CMPs have also resulted in the reintroduction of lions to a number of PAs, including Majete Game Reserve and Liwonde National Park in Malawi (supported by LRF), and Akagera National Park in Rwanda. CMPs have also resulted in some significant improvements in community engagement through varying combinations of employment, service provision to local communities, support for health, education and agriculture, and in some cases, improving local security situations and CMP partners providing relief during natural disasters.
In spite of these successes, there are a number of limitations on the growth of CMPs. Some are related to NGOs and donors. There is not enough focus from conservation NGOs on the core conservation business of managing PAs, and there is also not enough attention from donors for supporting PA management. In fact, sometimes NGOs and donors oddly seem to prefer everything but supporting the management of underfunded PAs, which the authors argue is one of, if not the, most important conservation interventions in Africa. Some of the limitations, however, are related to governments.
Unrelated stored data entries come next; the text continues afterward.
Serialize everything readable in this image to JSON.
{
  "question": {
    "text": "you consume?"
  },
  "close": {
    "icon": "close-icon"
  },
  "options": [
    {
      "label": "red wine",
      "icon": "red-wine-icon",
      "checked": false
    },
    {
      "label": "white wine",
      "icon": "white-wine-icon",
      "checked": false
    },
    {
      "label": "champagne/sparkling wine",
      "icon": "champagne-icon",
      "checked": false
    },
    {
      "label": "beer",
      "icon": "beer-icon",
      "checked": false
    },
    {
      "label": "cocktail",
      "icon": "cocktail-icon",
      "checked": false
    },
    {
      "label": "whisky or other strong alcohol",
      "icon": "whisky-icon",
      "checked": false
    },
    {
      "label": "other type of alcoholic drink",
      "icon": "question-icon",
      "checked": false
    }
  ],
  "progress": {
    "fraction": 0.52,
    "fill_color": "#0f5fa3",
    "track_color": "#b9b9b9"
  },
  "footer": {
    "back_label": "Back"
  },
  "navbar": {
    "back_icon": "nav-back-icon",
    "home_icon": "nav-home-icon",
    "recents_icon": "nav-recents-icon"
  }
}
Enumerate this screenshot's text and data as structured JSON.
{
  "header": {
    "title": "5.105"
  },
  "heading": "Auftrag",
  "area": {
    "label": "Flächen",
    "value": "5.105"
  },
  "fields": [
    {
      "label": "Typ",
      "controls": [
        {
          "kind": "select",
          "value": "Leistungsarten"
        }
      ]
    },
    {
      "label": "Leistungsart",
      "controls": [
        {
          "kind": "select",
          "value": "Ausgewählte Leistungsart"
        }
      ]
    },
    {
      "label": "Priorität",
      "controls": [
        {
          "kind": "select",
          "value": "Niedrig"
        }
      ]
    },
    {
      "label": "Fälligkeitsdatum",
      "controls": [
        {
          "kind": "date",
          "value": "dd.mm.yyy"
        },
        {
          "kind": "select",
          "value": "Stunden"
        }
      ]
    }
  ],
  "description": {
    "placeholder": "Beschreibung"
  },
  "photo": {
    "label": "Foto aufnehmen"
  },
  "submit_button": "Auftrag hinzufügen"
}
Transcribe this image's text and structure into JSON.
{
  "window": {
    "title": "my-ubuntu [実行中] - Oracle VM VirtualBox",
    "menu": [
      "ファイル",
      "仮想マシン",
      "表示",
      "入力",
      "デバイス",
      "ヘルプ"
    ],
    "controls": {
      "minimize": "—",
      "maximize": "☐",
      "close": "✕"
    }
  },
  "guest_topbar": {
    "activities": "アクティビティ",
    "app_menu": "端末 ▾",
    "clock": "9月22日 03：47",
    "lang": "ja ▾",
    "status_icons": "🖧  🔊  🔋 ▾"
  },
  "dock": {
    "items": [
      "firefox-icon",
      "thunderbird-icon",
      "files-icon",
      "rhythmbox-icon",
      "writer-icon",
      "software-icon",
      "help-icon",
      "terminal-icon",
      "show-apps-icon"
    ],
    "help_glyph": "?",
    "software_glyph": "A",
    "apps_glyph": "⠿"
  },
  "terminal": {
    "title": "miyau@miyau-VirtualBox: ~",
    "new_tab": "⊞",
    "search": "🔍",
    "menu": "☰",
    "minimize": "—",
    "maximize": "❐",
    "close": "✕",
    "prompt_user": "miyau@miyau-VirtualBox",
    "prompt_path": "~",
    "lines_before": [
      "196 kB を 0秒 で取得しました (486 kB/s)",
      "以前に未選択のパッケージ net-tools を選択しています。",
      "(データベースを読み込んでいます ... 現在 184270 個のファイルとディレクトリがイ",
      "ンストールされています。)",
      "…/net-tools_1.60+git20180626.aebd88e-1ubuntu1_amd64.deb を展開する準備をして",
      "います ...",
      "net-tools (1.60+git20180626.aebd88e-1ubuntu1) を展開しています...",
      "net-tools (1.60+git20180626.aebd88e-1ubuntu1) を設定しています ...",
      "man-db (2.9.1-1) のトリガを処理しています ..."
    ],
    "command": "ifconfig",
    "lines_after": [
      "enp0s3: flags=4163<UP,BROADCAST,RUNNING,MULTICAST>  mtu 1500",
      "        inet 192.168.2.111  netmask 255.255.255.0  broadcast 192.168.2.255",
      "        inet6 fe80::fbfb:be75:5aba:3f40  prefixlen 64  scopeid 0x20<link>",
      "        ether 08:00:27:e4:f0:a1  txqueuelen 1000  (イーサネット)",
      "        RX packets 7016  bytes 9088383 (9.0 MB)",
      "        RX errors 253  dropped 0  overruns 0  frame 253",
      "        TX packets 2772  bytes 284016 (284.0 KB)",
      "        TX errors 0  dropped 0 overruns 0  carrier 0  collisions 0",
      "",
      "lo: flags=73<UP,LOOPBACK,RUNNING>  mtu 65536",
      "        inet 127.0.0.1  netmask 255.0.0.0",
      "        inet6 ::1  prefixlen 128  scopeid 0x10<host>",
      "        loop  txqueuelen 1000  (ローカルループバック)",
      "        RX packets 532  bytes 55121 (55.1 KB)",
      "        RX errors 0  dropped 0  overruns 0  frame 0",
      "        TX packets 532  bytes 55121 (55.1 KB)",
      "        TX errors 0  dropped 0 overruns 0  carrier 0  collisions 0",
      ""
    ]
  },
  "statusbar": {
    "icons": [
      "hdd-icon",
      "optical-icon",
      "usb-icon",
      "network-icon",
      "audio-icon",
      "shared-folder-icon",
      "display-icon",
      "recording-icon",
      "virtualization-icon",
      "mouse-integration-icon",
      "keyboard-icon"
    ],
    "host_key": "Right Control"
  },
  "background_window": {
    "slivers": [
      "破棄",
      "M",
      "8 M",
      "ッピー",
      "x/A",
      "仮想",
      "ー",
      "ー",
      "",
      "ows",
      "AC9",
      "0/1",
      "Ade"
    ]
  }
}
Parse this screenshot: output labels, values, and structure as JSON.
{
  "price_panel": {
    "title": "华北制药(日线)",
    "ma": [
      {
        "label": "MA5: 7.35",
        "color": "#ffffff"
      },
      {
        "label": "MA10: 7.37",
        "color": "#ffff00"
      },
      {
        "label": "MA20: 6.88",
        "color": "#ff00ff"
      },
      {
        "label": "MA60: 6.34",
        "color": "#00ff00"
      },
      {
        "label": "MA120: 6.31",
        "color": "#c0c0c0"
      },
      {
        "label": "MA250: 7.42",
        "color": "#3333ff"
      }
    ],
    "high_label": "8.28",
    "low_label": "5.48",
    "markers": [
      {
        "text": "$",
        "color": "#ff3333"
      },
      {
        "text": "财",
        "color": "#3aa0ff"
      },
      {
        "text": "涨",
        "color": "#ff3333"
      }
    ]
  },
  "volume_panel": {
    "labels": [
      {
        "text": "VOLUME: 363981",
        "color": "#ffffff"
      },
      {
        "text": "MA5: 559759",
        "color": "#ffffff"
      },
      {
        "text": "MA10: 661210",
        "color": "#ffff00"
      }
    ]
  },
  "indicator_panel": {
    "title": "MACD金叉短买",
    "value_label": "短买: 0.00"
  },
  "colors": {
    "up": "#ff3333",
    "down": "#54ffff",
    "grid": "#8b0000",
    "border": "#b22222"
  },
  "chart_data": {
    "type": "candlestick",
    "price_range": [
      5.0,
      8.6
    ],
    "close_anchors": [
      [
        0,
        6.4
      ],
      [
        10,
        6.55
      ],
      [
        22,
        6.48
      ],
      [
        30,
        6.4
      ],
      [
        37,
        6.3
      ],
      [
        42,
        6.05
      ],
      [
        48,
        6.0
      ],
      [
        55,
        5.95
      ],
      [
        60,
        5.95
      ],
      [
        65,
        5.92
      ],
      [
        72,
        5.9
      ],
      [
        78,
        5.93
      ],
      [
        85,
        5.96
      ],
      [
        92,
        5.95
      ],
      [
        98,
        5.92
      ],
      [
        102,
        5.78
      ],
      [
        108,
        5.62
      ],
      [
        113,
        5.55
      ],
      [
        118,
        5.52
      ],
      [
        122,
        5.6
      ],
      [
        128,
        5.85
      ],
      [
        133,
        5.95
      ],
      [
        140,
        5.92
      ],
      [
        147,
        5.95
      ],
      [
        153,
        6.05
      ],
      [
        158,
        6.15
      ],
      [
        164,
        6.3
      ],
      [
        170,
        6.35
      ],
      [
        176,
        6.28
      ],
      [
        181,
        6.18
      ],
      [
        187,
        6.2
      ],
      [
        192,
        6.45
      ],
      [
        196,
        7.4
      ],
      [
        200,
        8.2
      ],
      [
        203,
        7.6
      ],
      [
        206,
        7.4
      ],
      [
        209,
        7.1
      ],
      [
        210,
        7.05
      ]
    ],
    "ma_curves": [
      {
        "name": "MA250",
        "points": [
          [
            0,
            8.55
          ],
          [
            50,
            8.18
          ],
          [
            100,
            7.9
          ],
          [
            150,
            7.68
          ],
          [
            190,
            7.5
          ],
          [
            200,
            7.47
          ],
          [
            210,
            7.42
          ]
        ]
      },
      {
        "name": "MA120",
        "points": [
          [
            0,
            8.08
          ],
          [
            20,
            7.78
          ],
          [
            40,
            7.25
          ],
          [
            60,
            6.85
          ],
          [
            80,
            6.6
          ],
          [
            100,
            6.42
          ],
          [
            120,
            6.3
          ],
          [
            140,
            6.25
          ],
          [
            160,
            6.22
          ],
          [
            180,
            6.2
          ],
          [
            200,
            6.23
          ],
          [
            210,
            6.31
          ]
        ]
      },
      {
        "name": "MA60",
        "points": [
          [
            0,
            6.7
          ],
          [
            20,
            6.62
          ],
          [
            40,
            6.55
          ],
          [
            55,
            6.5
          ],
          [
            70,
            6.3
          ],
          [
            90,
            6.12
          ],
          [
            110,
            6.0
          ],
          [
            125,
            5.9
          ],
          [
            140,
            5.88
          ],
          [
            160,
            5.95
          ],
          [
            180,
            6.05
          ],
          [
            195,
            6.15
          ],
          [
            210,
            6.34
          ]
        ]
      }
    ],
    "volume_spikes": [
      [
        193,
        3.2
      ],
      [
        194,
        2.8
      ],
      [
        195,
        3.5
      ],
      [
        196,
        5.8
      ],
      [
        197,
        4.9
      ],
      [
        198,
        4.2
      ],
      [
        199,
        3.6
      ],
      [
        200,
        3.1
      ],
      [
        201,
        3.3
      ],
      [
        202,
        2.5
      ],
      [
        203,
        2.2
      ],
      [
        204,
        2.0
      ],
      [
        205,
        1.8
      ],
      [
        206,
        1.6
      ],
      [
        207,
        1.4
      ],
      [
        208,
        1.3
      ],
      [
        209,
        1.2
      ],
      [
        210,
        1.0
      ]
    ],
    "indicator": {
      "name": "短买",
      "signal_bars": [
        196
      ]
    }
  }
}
Some governments are wary of CMPs, perhaps because they see them somehow as an admission of failure, or worry about losing sovereignty over the PAs in question. CMPs do not at all represent failure on part of African governments. Many African governments are arguably doing much more for conservation than the governments of many developed countries. The competing developmental needs for funding in Africa are very real, and the fact is that it is simply not possible to manage PAs to a very high standard without sufficient funding. In addition, in well-designed CMPs there is no risk at all over the sovereignty of the PAs—the land belongs to the host country, the agreements are time-bound, and governments remain a critical partner and play a huge role in the success of CMPs.
In this paper, the authors argue for a reframing of the discourse around CMPs and urge African governments to see CMPs as an opportunity to leverage international investment for their PA networks. The paper recommends that governments consider creating enabling environments that make it attractive for NGOs to work in partnership with their wildlife authorities for the management of PAs. If African governments get proactive and strategic about attracting investment to PAs via CMPs, they can achieve, and take complete credit for, exciting turn arounds in the fortunes of struggling PA networks. The LRF funds a wide range of CMPs, and strengthening underfunded PAs is one of the core parts of the LRF’s investment strategy.
The LRF invests heavily in collaborative management partnerships for key PAs in lion range, and sees such projects as being absolutely pivotal to protecting lions, their prey, and their habitats. The potential is enormous—if Africa’s PAs were optimally managed, they could conserve 3 to 4 times the current total wild lion population size.